Laboratory experiments on rotation and alignment of the analogs of interstellar dust grains by radiation

The processes and mechanisms involved in the rotation and alignment of interstellar dust grains have been of great interest in astrophysics ever since the surprising discovery of the polarization of starlight more than half a century ago. Numerous theories, detailed mathematical models, and numerical studies of grain rotation and alignment with respect to the Galactic magnetic field have been presented in the literature. In particular, the subject of grain rotation and alignment by radiative torques has been shown to be of particular interest in recent years. However, despite many investigations, a satisfactory theoretical understanding of the processes involved in grain rotation and alignment has not been achieved. As there appear to be no experimental data available on this subject, we have carried out some unique experiments to illuminate the processes involved in the rotation of dust grains in the interstellar medium.

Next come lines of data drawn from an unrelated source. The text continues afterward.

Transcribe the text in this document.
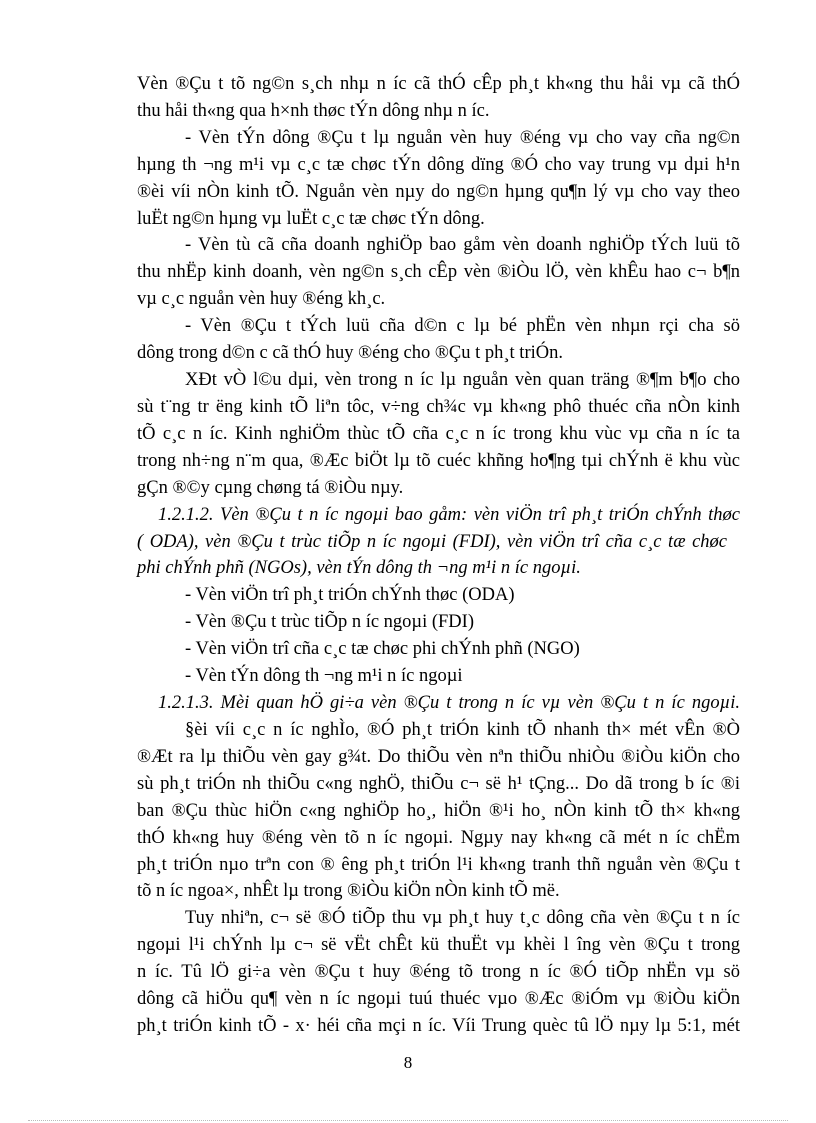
Vèn ®Çu t tõ ng©n s¸ch nhµ n íc cã thÓ cÊp ph¸t kh«ng thu håi vµ cã thÓ
thu håi th«ng qua h×nh thøc tÝn dông nhµ n íc.
- Vèn tÝn dông ®Çu t lµ nguån vèn huy ®éng vµ cho vay cña ng©n
hµng th ¬ng m¹i vµ c¸c tæ chøc tÝn dông dïng ®Ó cho vay trung vµ dµi h¹n
®èi víi nÒn kinh tÕ. Nguån vèn nµy do ng©n hµng qu¶n lý vµ cho vay theo
luËt ng©n hµng vµ luËt c¸c tæ chøc tÝn dông.
- Vèn tù cã cña doanh nghiÖp bao gåm vèn doanh nghiÖp tÝch luü tõ
thu nhËp kinh doanh, vèn ng©n s¸ch cÊp vèn ®iÒu lÖ, vèn khÊu hao c¬ b¶n
vµ c¸c nguån vèn huy ®éng kh¸c.
- Vèn ®Çu t tÝch luü cña d©n c lµ bé phËn vèn nhµn rçi cha sö
dông trong d©n c cã thÓ huy ®éng cho ®Çu t ph¸t triÓn.
XÐt vÒ l©u dµi, vèn trong n íc lµ nguån vèn quan träng ®¶m b¶o cho
sù t¨ng tr ëng kinh tÕ liªn tôc, v÷ng ch¾c vµ kh«ng phô thuéc cña nÒn kinh
tÕ c¸c n íc. Kinh nghiÖm thùc tÕ cña c¸c n íc trong khu vùc vµ cña n íc ta
trong nh÷ng n¨m qua, ®Æc biÖt lµ tõ cuéc khñng ho¶ng tµi chÝnh ë khu vùc
gÇn ®©y cµng chøng tá ®iÒu nµy.
1.2.1.2. Vèn ®Çu t n íc ngoµi bao gåm: vèn viÖn trî ph¸t triÓn chÝnh thøc
( ODA), vèn ®Çu t trùc tiÕp n íc ngoµi (FDI), vèn viÖn trî cña c¸c tæ chøc
phi chÝnh phñ (NGOs), vèn tÝn dông th ¬ng m¹i n íc ngoµi.
- Vèn viÖn trî ph¸t triÓn chÝnh thøc (ODA)
- Vèn ®Çu t trùc tiÕp n íc ngoµi (FDI)
- Vèn viÖn trî cña c¸c tæ chøc phi chÝnh phñ (NGO)
- Vèn tÝn dông th ¬ng m¹i n íc ngoµi
1.2.1.3. Mèi quan hÖ gi÷a vèn ®Çu t trong n íc vµ vèn ®Çu t n íc ngoµi.
§èi víi c¸c n íc nghÌo, ®Ó ph¸t triÓn kinh tÕ nhanh th× mét vÊn ®Ò
®Æt ra lµ thiÕu vèn gay g¾t. Do thiÕu vèn nªn thiÕu nhiÒu ®iÒu kiÖn cho
sù ph¸t triÓn nh thiÕu c«ng nghÖ, thiÕu c¬ së h¹ tÇng... Do dã trong b íc ®i
ban ®Çu thùc hiÖn c«ng nghiÖp ho¸, hiÖn ®¹i ho¸ nÒn kinh tÕ th× kh«ng
thÓ kh«ng huy ®éng vèn tõ n íc ngoµi. Ngµy nay kh«ng cã mét n íc chËm
ph¸t triÓn nµo trªn con ® êng ph¸t triÓn l¹i kh«ng tranh thñ nguån vèn ®Çu t
tõ n íc ngoa×, nhÊt lµ trong ®iÒu kiÖn nÒn kinh tÕ më.
Tuy nhiªn, c¬ së ®Ó tiÕp thu vµ ph¸t huy t¸c dông cña vèn ®Çu t n íc
ngoµi l¹i chÝnh lµ c¬ së vËt chÊt kü thuËt vµ khèi l îng vèn ®Çu t trong
n íc. Tû lÖ gi÷a vèn ®Çu t huy ®éng tõ trong n íc ®Ó tiÕp nhËn vµ sö
dông cã hiÖu qu¶ vèn n íc ngoµi tuú thuéc vµo ®Æc ®iÓm vµ ®iÒu kiÖn
ph¸t triÓn kinh tÕ - x· héi cña mçi n íc. Víi Trung quèc tû lÖ nµy lµ 5:1, mét
8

In this paper we present the results of some preliminary laboratory experiments on the rotation of individual micron/submicron-sized, nonspherical dust grains levitated in an electrodynamic balance evacuated to pressures of similar to10(-3) to 10(-5) torr. The particles are illuminated by laser light at 5320 Angstrom, and the grain rotation rates are obtained by analyzing the low-frequency (similar to0-100 kHz) signal of the scattered light detected by a photodiode detector. The rotation rates are compared with simple theoretical models to retrieve some basic rotational parameters. The results are examined in light of the current theories of alignment.